Dünyada hepimiz sallantılı, korkuluksuz bir köprüde yürür
gibiyiz. Tutunacak bir şey olmadı mı insan yuvarlanır. Tramvaylardaki
tutamaklar gibi. Uzanır tutunurlar. Kimi zenginliğine tutunur; kimi
müdürlüğüne; kimi işine, sanatına. Çocuklarına tutunanlar vardır. Herkes kendi
tutamağının en iyi, en yüksek olduğuna inanır. Gülünçlüğünü fark etmez.
Kağızman köylerinden birinde bir çift öküze tutunan bir adam tanıdım. Öküzleri
besiliydi, pırıl pırıldı. Herkesin, “-Veli ağanın öküzleri gibi öküz yoktur,”
demesini isterdi. Daha gülünçleri de vardır. Ben toplumdaki değerlerin ikiyüzlülüğünü,
sahteliğini, gülünçlüğünü göreli beri, gülünç olmayan tek tutamağı arıyorum:
Gerçek sevgiyi! Bir kadın. Birbirimize yeteceğimiz, benimle birlik düşünen,
duyan, seven bir kadın!
Yusuf Atılgan, Aylak Adam s.148
Der "C." . Bir meyhane sohbetinde "B."ye teğet geçmişken yine. Hayatta tutunacağı tek şeyi sürekli elinden kaçırıyordu "C.".

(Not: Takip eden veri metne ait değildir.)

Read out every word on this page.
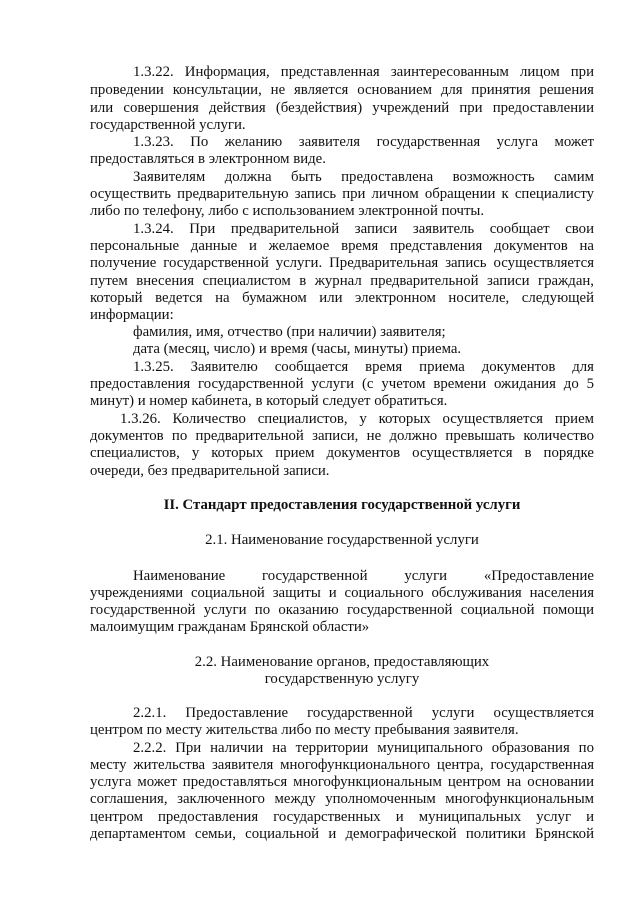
1.3.22. Информация, представленная заинтересованным лицом при
проведении консультации, не является основанием для принятия решения
или совершения действия (бездействия) учреждений при предоставлении
государственной услуги.
1.3.23. По желанию заявителя государственная услуга может
предоставляться в электронном виде.
Заявителям должна быть предоставлена возможность самим
осуществить предварительную запись при личном обращении к специалисту
либо по телефону, либо с использованием электронной почты.
1.3.24. При предварительной записи заявитель сообщает свои
персональные данные и желаемое время представления документов на
получение государственной услуги. Предварительная запись осуществляется
путем внесения специалистом в журнал предварительной записи граждан,
который ведется на бумажном или электронном носителе, следующей
информации:
фамилия, имя, отчество (при наличии) заявителя;
дата (месяц, число) и время (часы, минуты) приема.
1.3.25. Заявителю сообщается время приема документов для
предоставления государственной услуги (с учетом времени ожидания до 5
минут) и номер кабинета, в который следует обратиться.
1.3.26. Количество специалистов, у которых осуществляется прием
документов по предварительной записи, не должно превышать количество
специалистов, у которых прием документов осуществляется в порядке
очереди, без предварительной записи.
II. Стандарт предоставления государственной услуги
2.1. Наименование государственной услуги
Наименование государственной услуги «Предоставление
учреждениями социальной защиты и социального обслуживания населения
государственной услуги по оказанию государственной социальной помощи
малоимущим гражданам Брянской области»
2.2. Наименование органов, предоставляющих
государственную услугу
2.2.1. Предоставление государственной услуги осуществляется
центром по месту жительства либо по месту пребывания заявителя.
2.2.2. При наличии на территории муниципального образования по
месту жительства заявителя многофункционального центра, государственная
услуга может предоставляться многофункциональным центром на основании
соглашения, заключенного между уполномоченным многофункциональным
центром предоставления государственных и муниципальных услуг и
департаментом семьи, социальной и демографической политики Брянской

Kitabın arkasında şöyle yazıyor: Her şeye "karşı" duran, "karşı" çıkan, "karşı" olan bir adam... Aylak Adam... Bir adı bile yok. "C." diyor Yusuf Atılgan kısaca. İnsan her şeye bunca "karşı"yken kendine de "karşı" olmadan nasıl sürdürebilir bir "karşı" yaşamı?
Tutunmak istediği gerçek sevgi hep kayboluyor, tam da görünecek sandığımızda. Kitaba girip düzeltmek istiyorum bazı şeyleri, o kadar çok şey yanlış ki. Tıpkı hayat gibi. Birbirini tanıyıp sonsuza kadar mutlu olması gereken iki insan var, birbirini tanımadıkları için tükeniyorlar. Öküzlere tutunmadığı gibi başka bir tutamak da yok C. için. Kağızman'a yerleşse, C. ağa olsa mutlu olur mu? Olsa keşke.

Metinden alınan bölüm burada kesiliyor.